RNNs of RNNs: Recursive Construction of Stable Assemblies of Recurrent Neural Networks
This provides a principled approach for understanding distributed, modular brain function, addressing a gap in neuroscience modeling.
The paper tackles the problem of extending recurrent neural network (RNN) theory to multiple interacting brain areas by developing conditions for stable combinations of stable RNNs with massive feedback connections, and shows these stability-constrained networks perform well on challenging sequential-processing benchmarks.
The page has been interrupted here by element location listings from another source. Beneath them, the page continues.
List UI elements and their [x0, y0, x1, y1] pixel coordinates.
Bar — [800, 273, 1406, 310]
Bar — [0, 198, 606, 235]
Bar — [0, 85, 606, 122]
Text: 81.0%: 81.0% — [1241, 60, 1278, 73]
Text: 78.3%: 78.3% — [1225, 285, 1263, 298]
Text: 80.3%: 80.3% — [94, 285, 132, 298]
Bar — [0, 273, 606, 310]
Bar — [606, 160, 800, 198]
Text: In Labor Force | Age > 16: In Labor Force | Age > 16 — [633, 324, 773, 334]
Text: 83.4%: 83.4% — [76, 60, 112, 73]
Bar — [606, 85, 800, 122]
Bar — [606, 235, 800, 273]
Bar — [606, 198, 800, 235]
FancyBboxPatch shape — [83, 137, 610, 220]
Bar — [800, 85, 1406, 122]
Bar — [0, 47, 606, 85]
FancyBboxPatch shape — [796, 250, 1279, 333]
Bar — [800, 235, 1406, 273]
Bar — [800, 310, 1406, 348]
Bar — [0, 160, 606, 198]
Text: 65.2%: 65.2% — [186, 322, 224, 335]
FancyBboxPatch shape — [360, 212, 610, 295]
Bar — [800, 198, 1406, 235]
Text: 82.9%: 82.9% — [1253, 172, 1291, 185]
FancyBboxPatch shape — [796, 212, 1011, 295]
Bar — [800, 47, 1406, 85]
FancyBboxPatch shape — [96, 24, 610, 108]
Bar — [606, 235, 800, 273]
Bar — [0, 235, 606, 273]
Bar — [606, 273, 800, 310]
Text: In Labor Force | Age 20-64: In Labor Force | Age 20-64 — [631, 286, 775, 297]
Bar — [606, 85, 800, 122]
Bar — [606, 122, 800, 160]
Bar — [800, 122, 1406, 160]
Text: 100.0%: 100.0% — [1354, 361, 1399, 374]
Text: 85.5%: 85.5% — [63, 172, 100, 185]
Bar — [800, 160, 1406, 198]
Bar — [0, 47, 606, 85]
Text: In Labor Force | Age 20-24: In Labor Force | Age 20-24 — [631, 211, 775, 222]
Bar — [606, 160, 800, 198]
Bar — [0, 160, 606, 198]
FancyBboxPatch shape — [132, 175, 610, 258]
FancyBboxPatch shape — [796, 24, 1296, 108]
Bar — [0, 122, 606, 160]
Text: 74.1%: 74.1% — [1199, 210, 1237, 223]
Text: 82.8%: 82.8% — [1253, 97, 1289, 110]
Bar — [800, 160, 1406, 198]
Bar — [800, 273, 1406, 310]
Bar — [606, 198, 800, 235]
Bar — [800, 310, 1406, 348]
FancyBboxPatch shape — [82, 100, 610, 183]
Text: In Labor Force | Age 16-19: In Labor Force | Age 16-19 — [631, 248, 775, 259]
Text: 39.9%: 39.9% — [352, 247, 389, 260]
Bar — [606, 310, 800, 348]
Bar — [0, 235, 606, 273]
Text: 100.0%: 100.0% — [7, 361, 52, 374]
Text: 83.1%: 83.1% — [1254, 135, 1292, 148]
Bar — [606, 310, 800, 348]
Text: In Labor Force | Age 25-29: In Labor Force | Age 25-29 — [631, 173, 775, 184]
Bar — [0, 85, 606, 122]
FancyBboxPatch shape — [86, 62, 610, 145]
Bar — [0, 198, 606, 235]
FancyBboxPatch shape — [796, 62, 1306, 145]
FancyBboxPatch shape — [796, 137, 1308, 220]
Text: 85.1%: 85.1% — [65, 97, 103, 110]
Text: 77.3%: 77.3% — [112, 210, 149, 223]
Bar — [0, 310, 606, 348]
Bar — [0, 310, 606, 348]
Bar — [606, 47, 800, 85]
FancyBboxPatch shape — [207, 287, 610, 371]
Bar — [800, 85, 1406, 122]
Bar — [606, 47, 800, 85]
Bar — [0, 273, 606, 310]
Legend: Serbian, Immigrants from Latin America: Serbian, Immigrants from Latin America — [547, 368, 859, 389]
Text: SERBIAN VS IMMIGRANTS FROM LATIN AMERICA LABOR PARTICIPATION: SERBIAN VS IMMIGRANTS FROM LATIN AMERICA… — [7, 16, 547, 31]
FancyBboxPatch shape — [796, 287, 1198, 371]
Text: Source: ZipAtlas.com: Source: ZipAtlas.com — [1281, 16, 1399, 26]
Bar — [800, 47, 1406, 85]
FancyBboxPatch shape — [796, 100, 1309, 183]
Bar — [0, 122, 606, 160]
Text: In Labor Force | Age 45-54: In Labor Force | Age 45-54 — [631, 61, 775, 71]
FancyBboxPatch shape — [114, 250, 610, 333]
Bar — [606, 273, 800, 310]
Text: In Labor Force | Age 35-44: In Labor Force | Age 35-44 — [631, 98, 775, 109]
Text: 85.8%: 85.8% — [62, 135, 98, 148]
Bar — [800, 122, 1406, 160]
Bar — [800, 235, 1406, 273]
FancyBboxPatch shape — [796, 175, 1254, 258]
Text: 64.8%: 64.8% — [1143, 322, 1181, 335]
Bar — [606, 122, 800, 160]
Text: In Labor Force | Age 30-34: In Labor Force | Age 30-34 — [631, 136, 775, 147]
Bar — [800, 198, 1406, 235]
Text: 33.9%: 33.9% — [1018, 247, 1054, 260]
Recurrent neural networks (RNNs) are widely used throughout neuroscience as models of local neural activity. Many properties of single RNNs are well characterized theoretically, but experimental neuroscience has moved in the direction of studying multiple interacting areas, and RNN theory needs to be likewise extended. We take a constructive approach towards this problem, leveraging tools from nonlinear control theory and machine learning to characterize when combinations of stable RNNs will themselves be stable. Importantly, we derive conditions which allow for massive feedback connections between interacting RNNs. We parameterize these conditions for easy optimization using gradient-based techniques, and show that stability-constrained "networks of networks" can perform well on challenging sequential-processing benchmark tasks. Altogether, our results provide a principled approach towards understanding distributed, modular function in the brain.